LETTER : Hunters are the messiest of our farmland crossers
Dear Editor, During the summer months, Oliver McDonnell, writing inthe Farming Independent , highlighted the problem of modern farming: people walking across farm land, making gaps in ditches, leaving gates open, trampling through fields of corn, then passing through fields of livestock, sometimes with dogs, exciting and terrifying sheep and putting themselves at risk of attack by a suckler cow (protecting her calf) or a bull.
These people have no idea of the damage they do, and couldn't care less. When they have gone, there are cattle in neighbours' corn, or sheep have had become excitable and could ultimately lose lambs.
The farmer discovers that all this activity could cost him days of putting everything right. If he says anything to the intruders, he gets 'the finger'.

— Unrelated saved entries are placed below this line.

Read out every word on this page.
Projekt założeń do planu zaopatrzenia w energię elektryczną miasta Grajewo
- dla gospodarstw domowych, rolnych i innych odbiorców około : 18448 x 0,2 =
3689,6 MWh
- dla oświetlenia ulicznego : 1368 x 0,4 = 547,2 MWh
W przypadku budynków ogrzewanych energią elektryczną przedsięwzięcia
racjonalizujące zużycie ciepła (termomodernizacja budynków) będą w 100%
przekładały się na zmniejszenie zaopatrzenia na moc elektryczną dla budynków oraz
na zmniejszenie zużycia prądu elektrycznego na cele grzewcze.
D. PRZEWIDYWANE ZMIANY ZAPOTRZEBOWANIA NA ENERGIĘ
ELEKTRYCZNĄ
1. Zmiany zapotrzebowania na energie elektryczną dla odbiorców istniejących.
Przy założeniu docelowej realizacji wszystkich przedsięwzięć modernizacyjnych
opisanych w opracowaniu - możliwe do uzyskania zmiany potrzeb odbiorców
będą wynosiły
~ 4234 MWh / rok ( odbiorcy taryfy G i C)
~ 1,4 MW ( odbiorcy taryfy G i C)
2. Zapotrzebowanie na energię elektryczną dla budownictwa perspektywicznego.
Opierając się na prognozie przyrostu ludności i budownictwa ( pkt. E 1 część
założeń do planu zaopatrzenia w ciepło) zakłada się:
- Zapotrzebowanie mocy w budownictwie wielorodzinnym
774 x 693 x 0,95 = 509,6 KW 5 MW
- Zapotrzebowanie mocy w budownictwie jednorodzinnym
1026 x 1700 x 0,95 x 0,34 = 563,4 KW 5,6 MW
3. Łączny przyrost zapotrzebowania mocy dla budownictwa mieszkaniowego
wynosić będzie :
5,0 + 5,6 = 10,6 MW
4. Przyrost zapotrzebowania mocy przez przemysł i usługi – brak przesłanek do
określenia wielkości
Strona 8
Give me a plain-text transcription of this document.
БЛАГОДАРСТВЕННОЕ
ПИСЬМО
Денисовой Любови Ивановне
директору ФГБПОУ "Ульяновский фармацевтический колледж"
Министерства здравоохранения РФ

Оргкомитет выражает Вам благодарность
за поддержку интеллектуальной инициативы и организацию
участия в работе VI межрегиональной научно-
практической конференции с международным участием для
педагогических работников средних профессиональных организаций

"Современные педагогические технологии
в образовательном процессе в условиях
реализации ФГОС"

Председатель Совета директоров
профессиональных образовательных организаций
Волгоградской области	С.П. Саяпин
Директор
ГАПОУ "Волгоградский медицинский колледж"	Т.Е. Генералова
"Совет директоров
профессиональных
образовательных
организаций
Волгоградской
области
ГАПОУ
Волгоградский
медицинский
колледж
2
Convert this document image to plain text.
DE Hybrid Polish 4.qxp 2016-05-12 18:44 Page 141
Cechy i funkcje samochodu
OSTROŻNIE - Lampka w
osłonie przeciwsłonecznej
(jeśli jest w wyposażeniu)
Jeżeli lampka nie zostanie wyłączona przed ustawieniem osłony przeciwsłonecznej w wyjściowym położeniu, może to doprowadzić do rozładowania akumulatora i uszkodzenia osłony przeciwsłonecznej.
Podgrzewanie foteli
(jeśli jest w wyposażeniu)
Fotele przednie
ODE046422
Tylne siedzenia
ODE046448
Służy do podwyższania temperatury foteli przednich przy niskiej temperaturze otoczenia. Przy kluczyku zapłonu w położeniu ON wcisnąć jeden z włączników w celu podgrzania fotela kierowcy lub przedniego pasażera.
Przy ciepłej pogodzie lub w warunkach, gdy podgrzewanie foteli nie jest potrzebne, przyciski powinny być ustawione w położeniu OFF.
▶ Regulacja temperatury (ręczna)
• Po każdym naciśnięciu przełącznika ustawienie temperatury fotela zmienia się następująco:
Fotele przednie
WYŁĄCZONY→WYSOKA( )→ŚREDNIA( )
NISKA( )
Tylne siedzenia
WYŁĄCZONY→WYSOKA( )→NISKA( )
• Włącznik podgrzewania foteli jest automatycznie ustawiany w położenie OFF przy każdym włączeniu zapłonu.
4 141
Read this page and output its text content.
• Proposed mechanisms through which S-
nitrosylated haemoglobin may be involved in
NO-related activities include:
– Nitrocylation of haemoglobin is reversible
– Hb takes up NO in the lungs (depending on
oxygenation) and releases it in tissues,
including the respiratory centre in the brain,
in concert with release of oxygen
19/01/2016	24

I can well sympathise with Mr McDonnell and support him in his article. But I was surprised that he didn't mention the fox hunting people. Maybe they didn't bother him at all. If he had over 90 horses tearing up his winter corn, leaving gaps in ditches; a hunt terrorising his livestock in fields, yards and sheds with their horses, hounds, and hooters, then he would really have something to complain about.
The hunters are the most arrogant and tribal people one could meet. Generally, they never ask permission to enter lands. If a farmer asks them to leave, or tries to prevent them from encroaching on his land, he gets bad mannered abuse, even from so-called ladies with gutter mouths. If the farmer sends a bill to the hunters, they generally do not pay because there are solicitors and members of the judiciary riding with them. They are a law unto themselves.
In this compensation-ridden society of ours, even a farmer who succeeded in winning a court action against a hunt could be ruined by the excessive cost of the proceedings. So the best and easiest way forward for the farmer is to refuse everybody access to his farm.
Lock all gates, especially on roadsides, due to the ever-present danger and consequences of animals straying onto our new, busy 'Motor Racing Tracks'.
People who leave gates open can cause serious accidents. In today's world, the right of access of another age is just not possible anymore. Everywhere one goes, there are charges for car parking, for example, or to use another person's property in any way. But no one is paying the farmer for the recreational use of his land.